OPED: EX-PROF ADDRESSES KEUKA ISSUES 

As if the shock of hearing that six (6) academic programs were going to be discontinued prior to the advent of the 2020-21 year was not enough, what was even more shocking was that faculty members were not included in discontinuation decisions, a clear violation of the college’s faculty handbook, which is contratual, and also a clear violation of the shared governance model the college follows. “While not publically announced, the administration further demonstrated its lack of reverence for agreed-upon operating procedures by internally revealing that 12-15 faculty members, most of them tenured, had also been discontinued — fired, that is — without cause.” Here it is important to remember that tenure is something that faculy earn “based on years of evaluations of teacing ability, service, and professional contributions” and that faculty members “are often the first people a student will seek out to discuss academic, financial, and emotional challenges because of the mutual trust and respect cultivated among faculty and students.” This means that not only do these decisions negatively impact faculty, they negatively impact students.

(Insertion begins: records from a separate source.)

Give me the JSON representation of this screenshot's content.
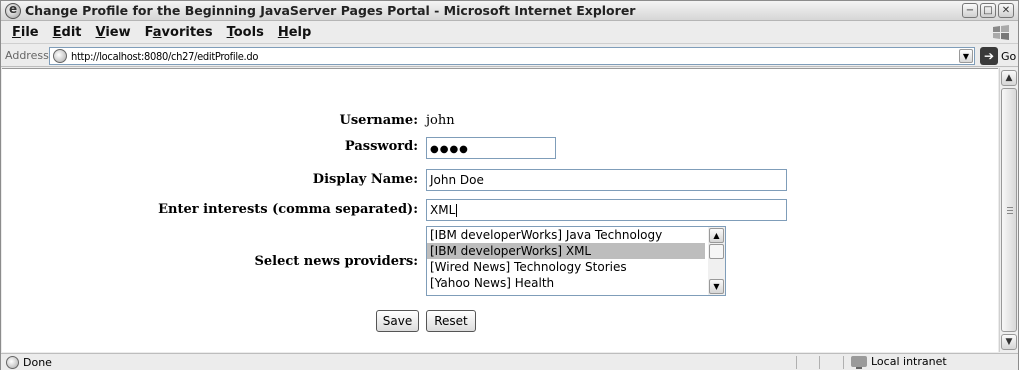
{
  "window": {
    "title": "Change Profile for the Beginning JavaServer Pages Portal - Microsoft Internet Explorer",
    "controls": {
      "minimize": "−",
      "maximize": "□",
      "close": "✕"
    }
  },
  "menu": [
    {
      "underline": "F",
      "rest": "ile"
    },
    {
      "underline": "E",
      "rest": "dit"
    },
    {
      "underline": "V",
      "rest": "iew"
    },
    {
      "underline": "F",
      "rest": "avorites",
      "prefix": "F",
      "mid": "a"
    },
    {
      "underline": "T",
      "rest": "ools"
    },
    {
      "underline": "H",
      "rest": "elp"
    }
  ],
  "menu_labels": [
    "File",
    "Edit",
    "View",
    "Favorites",
    "Tools",
    "Help"
  ],
  "address": {
    "label": "Address",
    "url": "http://localhost:8080/ch27/editProfile.do",
    "go_label": "Go"
  },
  "form": {
    "username_label": "Username:",
    "username_value": "john",
    "password_label": "Password:",
    "password_value": "●●●●",
    "display_name_label": "Display Name:",
    "display_name_value": "John Doe",
    "interests_label": "Enter interests (comma separated):",
    "interests_value": "XML",
    "providers_label": "Select news providers:",
    "providers": [
      {
        "label": "[IBM developerWorks] Java Technology",
        "selected": false
      },
      {
        "label": "[IBM developerWorks] XML",
        "selected": true
      },
      {
        "label": "[Wired News] Technology Stories",
        "selected": false
      },
      {
        "label": "[Yahoo News] Health",
        "selected": false
      }
    ],
    "save_label": "Save",
    "reset_label": "Reset"
  },
  "status": {
    "text": "Done",
    "zone": "Local intranet"
  }
}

According to Bill Brown, former Associate Professor of Biology and Environmental Science at Keuka College, “Keuka College did not notify faculty of intentions to terminate appointments, nor has the college declared financial exigency, which would be of obvious concern to potential students and parents. They have not demonstrated financial exigency nor provided evidence of dire financial straits. They have not followed severance procedures. They have not followed their own rules.”

It remains unclear “how or why thousands of other colleges and universities across the country were able to respect faculty governance agreements in the face of COVID-19 and Keuka College could not or would not.” What is clear is that the leadership team at Keuka has “an antagonistic, unilateral approach to leading and overseen tremendous staff and faculty turnover. Condemnation of this approach by professional organizations like the AAUP, Keuka College’s own faculty and, ultimately, tuition-paying students will leave longer-lasting, negative consequences much greater than those of any pandemic.”